Falun Gong gained popularity quickly when it was introduced to the public in China in the early 90s. By 1998, upwards of 70 million people were practicing it in China. This surpassed the membership of the Communist Party at the time, a fact that drew the ire of then-Party leader Jiang Zemin. Although Falun Gong has no political agenda, Jiang felt it posed an ideological threat to the Party’s control and wanted to make a show of power using an easy target. In 1999, he ordered a newly-formed security agency, the 610 Office, to eradicate Falun Gong. His instructions were to “Ruin their reputations, bankrupt them financially, destroy them physically.” Since 1999, human rights groups have estimated tens of thousands to hundreds of thousands of Falun Gong practitioners have been sent to detention and many have been killed by forced organ harvesting or other cruel means.
Go here to learn more about the persecution of Falun Gong in China. http://faluninfo.net/why-persecution/
How did director Leon Lee come to know the story and find Sun Yi?
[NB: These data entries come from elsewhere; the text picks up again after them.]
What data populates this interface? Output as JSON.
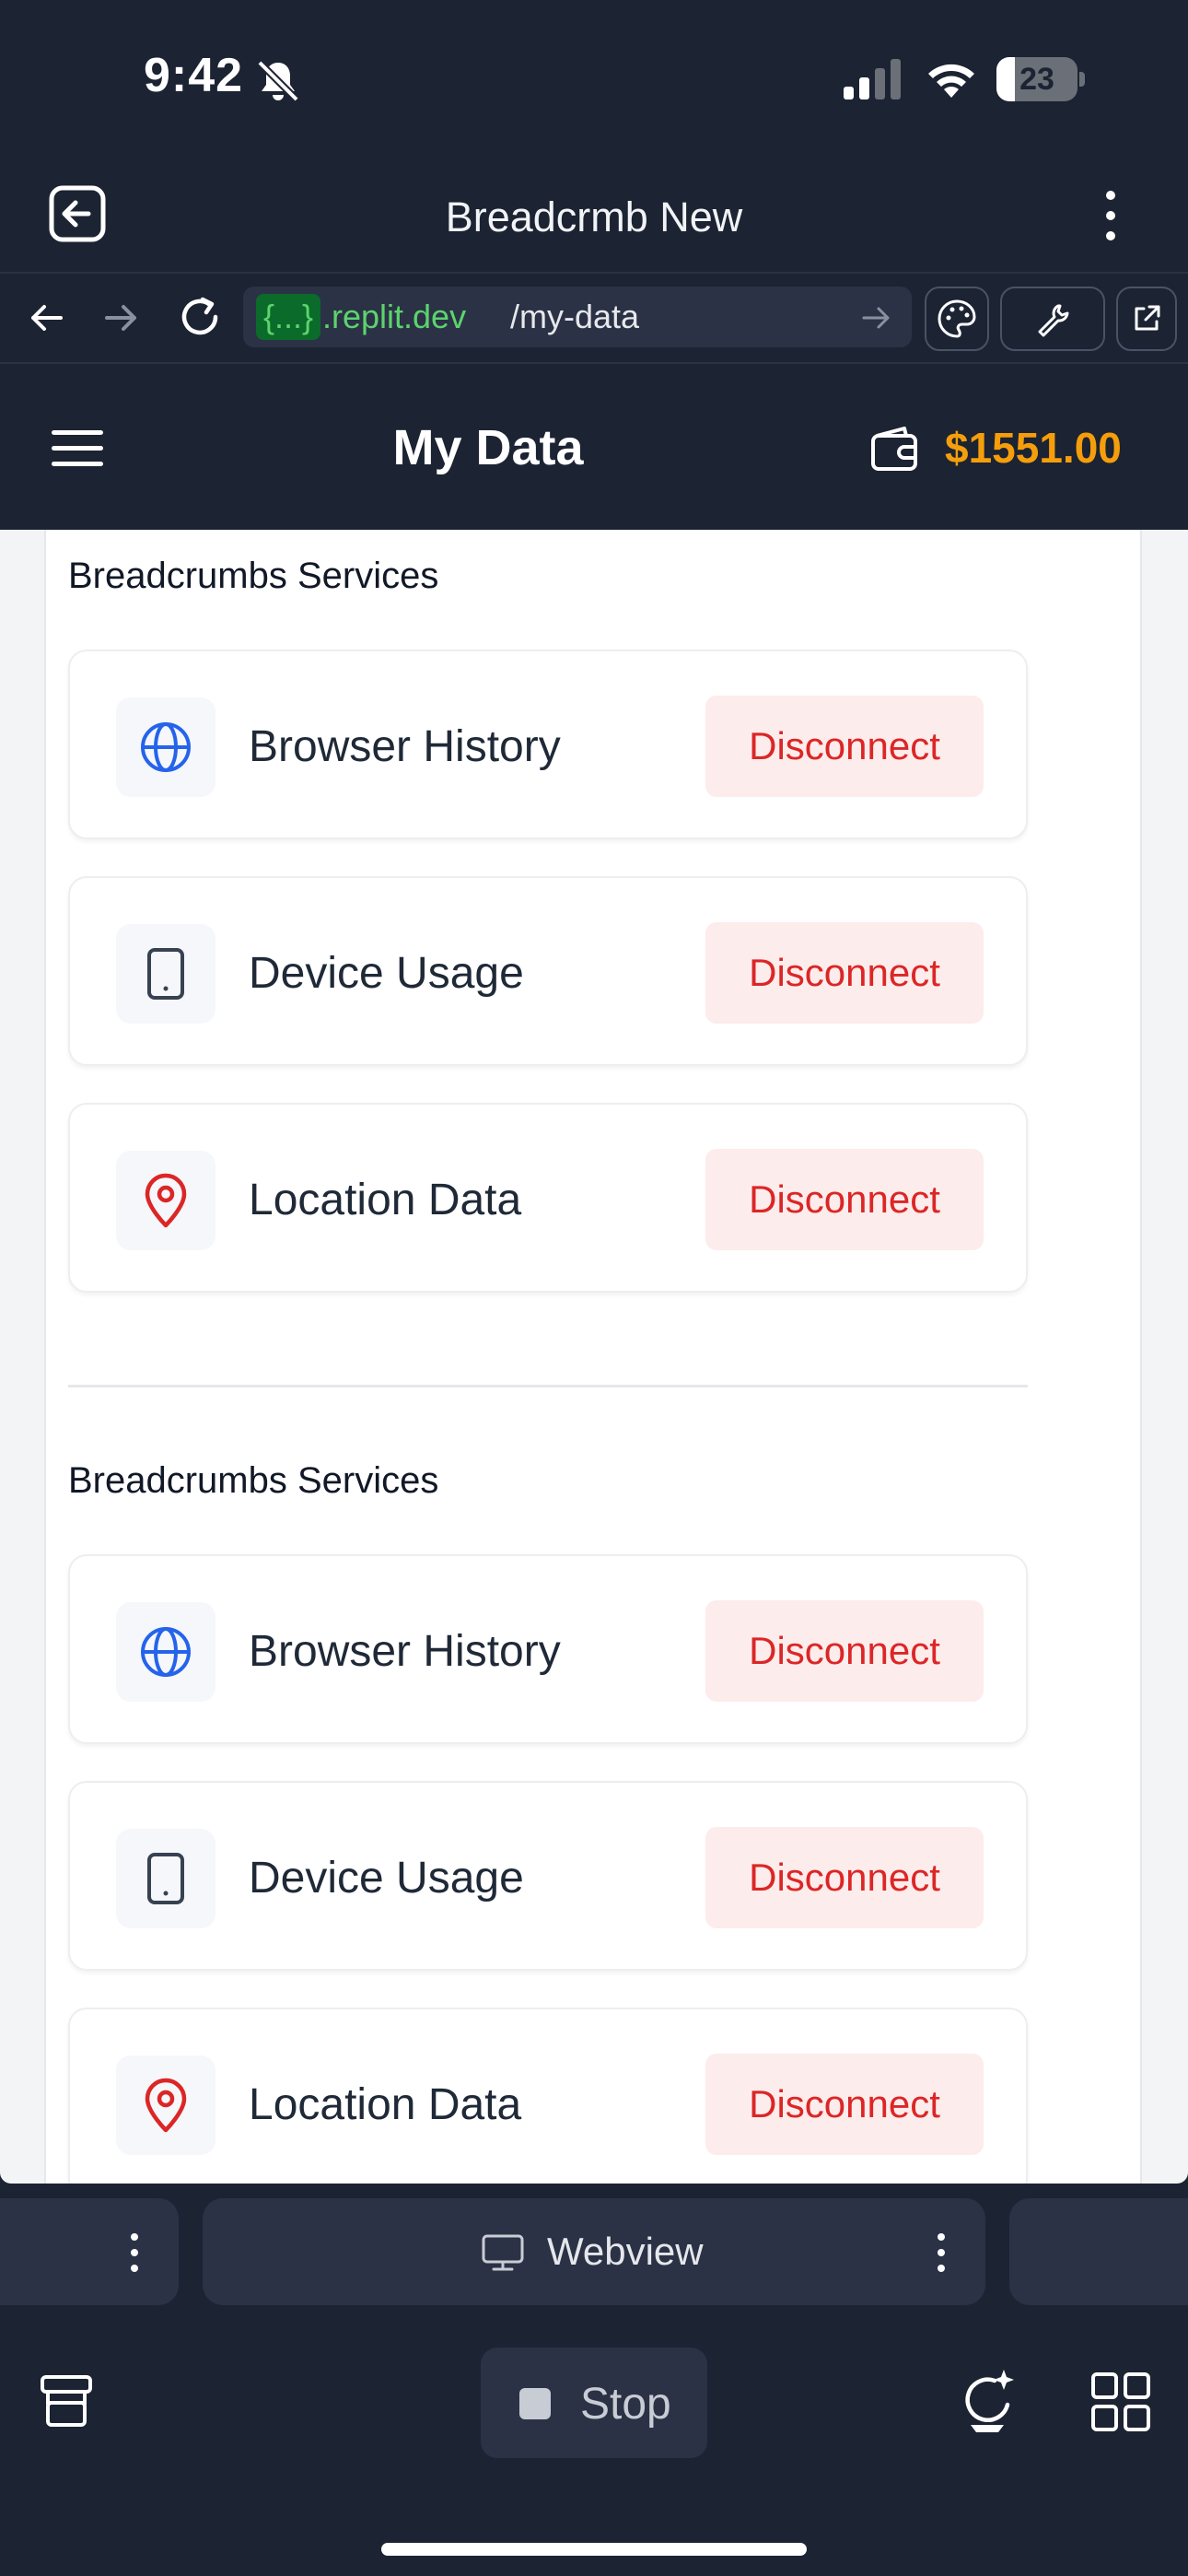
{
  "status_bar": {
    "time": "9:42",
    "battery_level": "23",
    "battery_fraction": 0.23
  },
  "app": {
    "title": "Breadcrmb New"
  },
  "url_bar": {
    "domain_box": "{...}",
    "domain_rest": ".replit.dev",
    "path": "/my-data"
  },
  "header": {
    "title": "My Data",
    "balance": "$1551.00"
  },
  "sections": [
    {
      "title": "Breadcrumbs Services",
      "items": [
        {
          "label": "Browser History",
          "icon": "globe-icon",
          "action": "Disconnect"
        },
        {
          "label": "Device Usage",
          "icon": "tablet-icon",
          "action": "Disconnect"
        },
        {
          "label": "Location Data",
          "icon": "location-pin-icon",
          "action": "Disconnect"
        }
      ]
    },
    {
      "title": "Breadcrumbs Services",
      "items": [
        {
          "label": "Browser History",
          "icon": "globe-icon",
          "action": "Disconnect"
        },
        {
          "label": "Device Usage",
          "icon": "tablet-icon",
          "action": "Disconnect"
        },
        {
          "label": "Location Data",
          "icon": "location-pin-icon",
          "action": "Disconnect"
        }
      ]
    }
  ],
  "tabs": {
    "center_label": "Webview"
  },
  "toolbar": {
    "stop_label": "Stop"
  },
  "colors": {
    "background": "#1c2333",
    "balance": "#f59e0b",
    "disconnect_text": "#dc2626",
    "disconnect_bg": "#fdecec",
    "globe": "#2563eb",
    "location": "#dc2626"
  }
}
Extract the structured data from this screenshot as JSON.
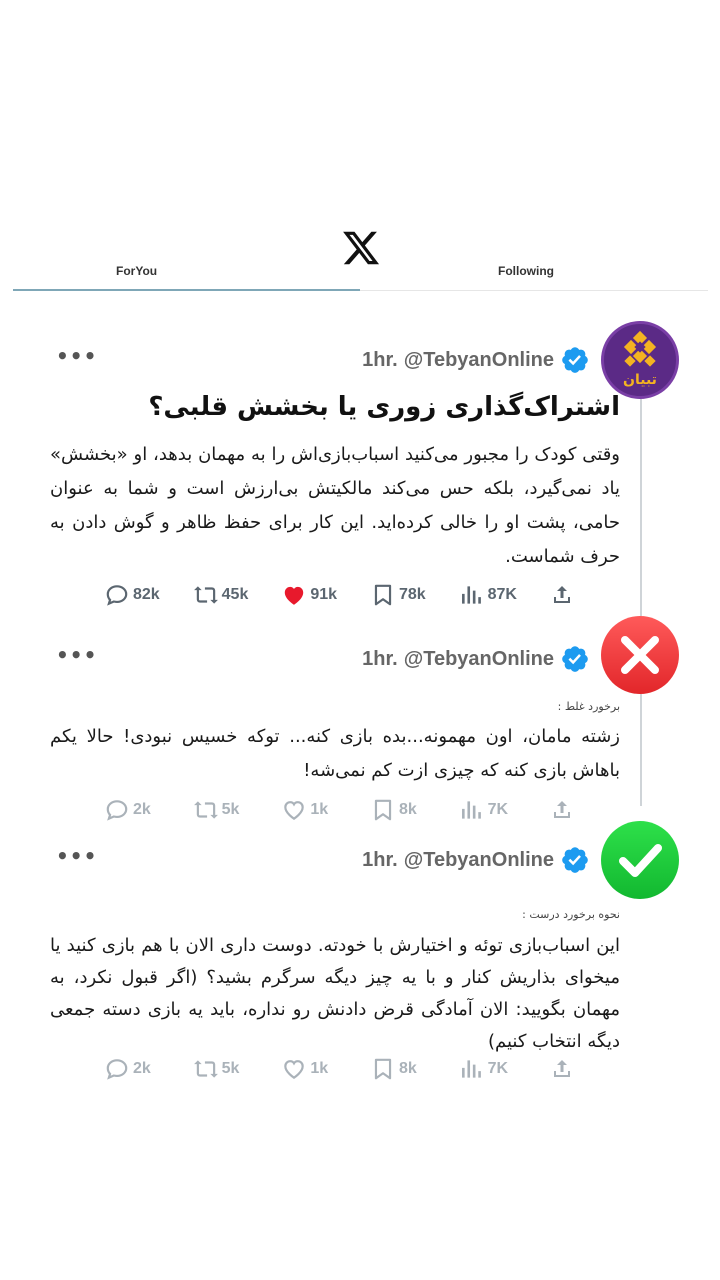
{
  "header": {
    "logo_icon": "x-logo-icon",
    "tabs": [
      {
        "label": "ForYou",
        "active": true
      },
      {
        "label": "Following",
        "active": false
      }
    ]
  },
  "posts": [
    {
      "author_logo_text": "تبیان",
      "time": "1hr.",
      "handle": "@TebyanOnline",
      "title": "اشتراک‌گذاری زوری یا بخشش قلبی؟",
      "body": "وقتی کودک را مجبور می‌کنید اسباب‌بازی‌اش را به مهمان بدهد، او «بخشش» یاد نمی‌گیرد، بلکه حس می‌کند مالکیتش بی‌ارزش است و شما به عنوان حامی، پشت او را خالی کرده‌اید. این کار برای حفظ ظاهر و گوش دادن به حرف شماست.",
      "stats": {
        "replies": "82k",
        "reposts": "45k",
        "likes": "91k",
        "bookmarks": "78k",
        "views": "87K"
      },
      "liked": true
    },
    {
      "avatar_icon": "x-mark-icon",
      "time": "1hr.",
      "handle": "@TebyanOnline",
      "label": "برخورد غلط :",
      "body": "زشته مامان، اون مهمونه...بده بازی کنه... توکه خسیس نبودی! حالا یکم باهاش بازی کنه که چیزی ازت کم نمی‌شه!",
      "stats": {
        "replies": "2k",
        "reposts": "5k",
        "likes": "1k",
        "bookmarks": "8k",
        "views": "7K"
      },
      "liked": false
    },
    {
      "avatar_icon": "check-mark-icon",
      "time": "1hr.",
      "handle": "@TebyanOnline",
      "label": "نحوه برخورد درست :",
      "body": "این اسباب‌بازی توئه و اختیارش با خودته. دوست داری الان با هم بازی کنید یا میخوای بذاریش کنار و با یه چیز دیگه سرگرم بشید؟ (اگر قبول نکرد، به مهمان بگویید: الان آمادگی قرض دادنش رو نداره، باید یه بازی دسته جمعی دیگه انتخاب کنیم)",
      "stats": {
        "replies": "2k",
        "reposts": "5k",
        "likes": "1k",
        "bookmarks": "8k",
        "views": "7K"
      },
      "liked": false
    }
  ],
  "colors": {
    "verified": "#1d9bf0",
    "like": "#f91880",
    "wrong": "#e2262a",
    "right": "#12b830",
    "brand_purple": "#5b2a86",
    "brand_gold": "#f4b321"
  }
}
During production on his previous documentary about human rights in China, director Leon Lee became interested in the story of a Chinese political prisoner who made international headlines when his SOS note was found in Oregon.
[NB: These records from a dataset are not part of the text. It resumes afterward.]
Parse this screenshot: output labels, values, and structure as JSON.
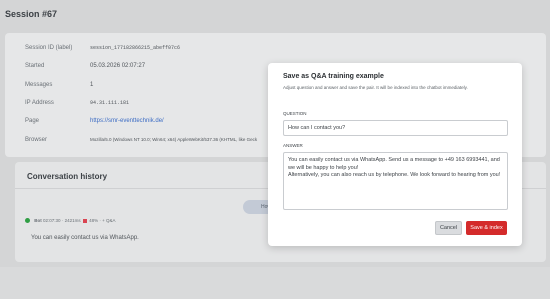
{
  "page": {
    "title": "Session #67"
  },
  "session": {
    "rows": [
      {
        "label": "Session ID (label)",
        "value": "session_177182866215_abeff07c6"
      },
      {
        "label": "Started",
        "value": "05.03.2026 02:07:27"
      },
      {
        "label": "Messages",
        "value": "1"
      },
      {
        "label": "IP Address",
        "value": "94.31.111.181"
      },
      {
        "label": "Page",
        "value": "https://smr-eventtechnik.de/"
      },
      {
        "label": "Browser",
        "value": "Mozilla/5.0 (Windows NT 10.0; Win64; x64) AppleWebKit/537.36 (KHTML, like Geck"
      }
    ]
  },
  "conversation": {
    "title": "Conversation history",
    "user_message": "How can I contact you?",
    "bot_meta": {
      "author": "Bot",
      "time": "02:07:30",
      "latency": "2421ms",
      "score": "48%",
      "action": "+ Q&A"
    },
    "bot_message": "You can easily contact us via WhatsApp."
  },
  "modal": {
    "title": "Save as Q&A training example",
    "subtitle": "Adjust question and answer and save the pair. It will be indexed into the chatbot immediately.",
    "question_label": "QUESTION",
    "question_value": "How can I contact you?",
    "answer_label": "ANSWER",
    "answer_value": "You can easily contact us via WhatsApp. Send us a message to +49 163 6993441, and we will be happy to help you!\nAlternatively, you can also reach us by telephone. We look forward to hearing from you!",
    "cancel_label": "Cancel",
    "save_label": "Save & index"
  },
  "colors": {
    "accent": "#d42b2b",
    "link": "#3c6cc4",
    "status_ok": "#2f9e44",
    "status_bad": "#d94452"
  }
}
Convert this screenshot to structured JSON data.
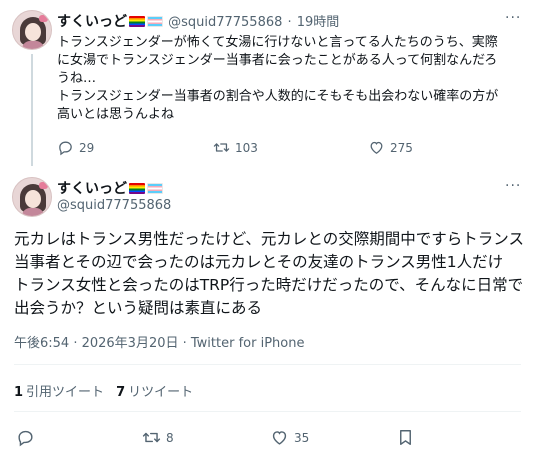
{
  "tweet1": {
    "display_name": "すくいっど",
    "handle": "@squid77755868",
    "time": "19時間",
    "separator": "·",
    "lines": [
      "トランスジェンダーが怖くて女湯に行けないと言ってる人たちのうち、実際",
      "に女湯でトランスジェンダー当事者に会ったことがある人って何割なんだろ",
      "うね…",
      "トランスジェンダー当事者の割合や人数的にそもそも出会わない確率の方が",
      "高いとは思うんよね"
    ],
    "replies": "29",
    "retweets": "103",
    "likes": "275"
  },
  "tweet2": {
    "display_name": "すくいっど",
    "handle": "@squid77755868",
    "lines": [
      "元カレはトランス男性だったけど、元カレとの交際期間中ですらトランス",
      "当事者とその辺で会ったのは元カレとその友達のトランス男性1人だけ",
      "トランス女性と会ったのはTRP行った時だけだったので、そんなに日常で",
      "出会うか？という疑問は素直にある"
    ],
    "timestamp": "午後6:54 · 2026年3月20日 · Twitter for iPhone",
    "quote_count": "1",
    "quote_label": "引用ツイート",
    "retweet_count": "7",
    "retweet_label": "リツイート",
    "retweets": "8",
    "likes": "35"
  },
  "icons": [
    "more-icon",
    "reply-icon",
    "retweet-icon",
    "like-icon",
    "bookmark-icon",
    "rainbow-flag-emoji",
    "transgender-flag-emoji"
  ],
  "colors": {
    "text": "#0f1419",
    "muted": "#536471",
    "divider": "#eff3f4",
    "thread_line": "#cfd9de"
  }
}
First, he contacted Julie Keith, the American woman who found the note, then put the word out through his personal network of activists and dissidents in China that he was looking for the letter-writer. Three years later, when Lee finally connected with the note’s author, the soft-spoken engineer named Sun Yi was already working on an autobiographical book.
Sun Yi had heard of Lee’s previous films and was eager to reach a wider audience with his story, so they decided to team up and make a documentary.
How did the filmmaking process work?
Leon Lee is considered a Chinese dissident for his human rights work and would not be welcome in China to film, so Sun Yi suggested that he learn to use a camera himself. Lee helped Sun Yi source the equipment he would need and coached him over Skype. Filming was mostly done covertly by Sun Yi and his friends on a DSLR and iPhone. His friends requested to remain anonymous for safety reasons.
To get the footage back to Lee, Sun Yi would compress the video files and upload them to an encrypted site for him to review and give story feedback. Every few months, Sun Yi would send the footage to Canada on an encrypted drive through delivery methods that can’t be disclosed. When the drive would arrive, Lee would send an encrypted text to Sun Yi confirming delivery, then Sun Yi would send the password. This protected against the footage being intercepted by Chinese authorities. The decryption method was such that the entire contents of the drive would be wiped if all the decryption information was not entered correctly. This made retrieval very stressful. Luckily, all went well and no footage was lost during this process.
What inspired the animation?
Sun Yi was an avid reader of traditional Chinese graphic novels from a young age, and often practiced drawing in the book margins to hone his skills. He kept a sketchbook detailing some of the darkest moments he experienced in the Masanjia Labor Camp. Director Leon Lee was amazed when he saw Sun Yi’s drawings, and decided to create animated sequences based on them for the film. They provide a visual and emotional account of Sun Yi’s memories of Masanjia, something that could never be captured on film but is so important to share.
Who is Jiang Tianyong, Sun Yi’s lawyer, and what happened to him?
Jiang Tianyong is an internationally recognized Chinese human rights lawyer who has provided legal defense for wrongly imprisoned activists, Tibetans, Christians and Falun Gong practitioners in China. He has been detained several times by the Chinese government for persisting in his work. As seen in the film, he was instrumental in ensuring Sun Yi’s release from Masanjia labor camp. Jiang Tianyong suddenly disappeared in November 2016. It was soon discovered he had been abducted by police and was being held in custody in an undisclosed location. In November 2017, he was found guilty of “incitement” by the Changsha Intermediate People’s Court and was sentenced to two years in jail. Experts have condemned the verdict and expressed concern that his “confession” may have been coerced through the use of torture. He is currently serving out his sentence, but according to insiders, he’s being force-fed an unknown medication and his health is declining. Amnesty International has advocated for his release and is working hard to get him much-needed medical attention in prison.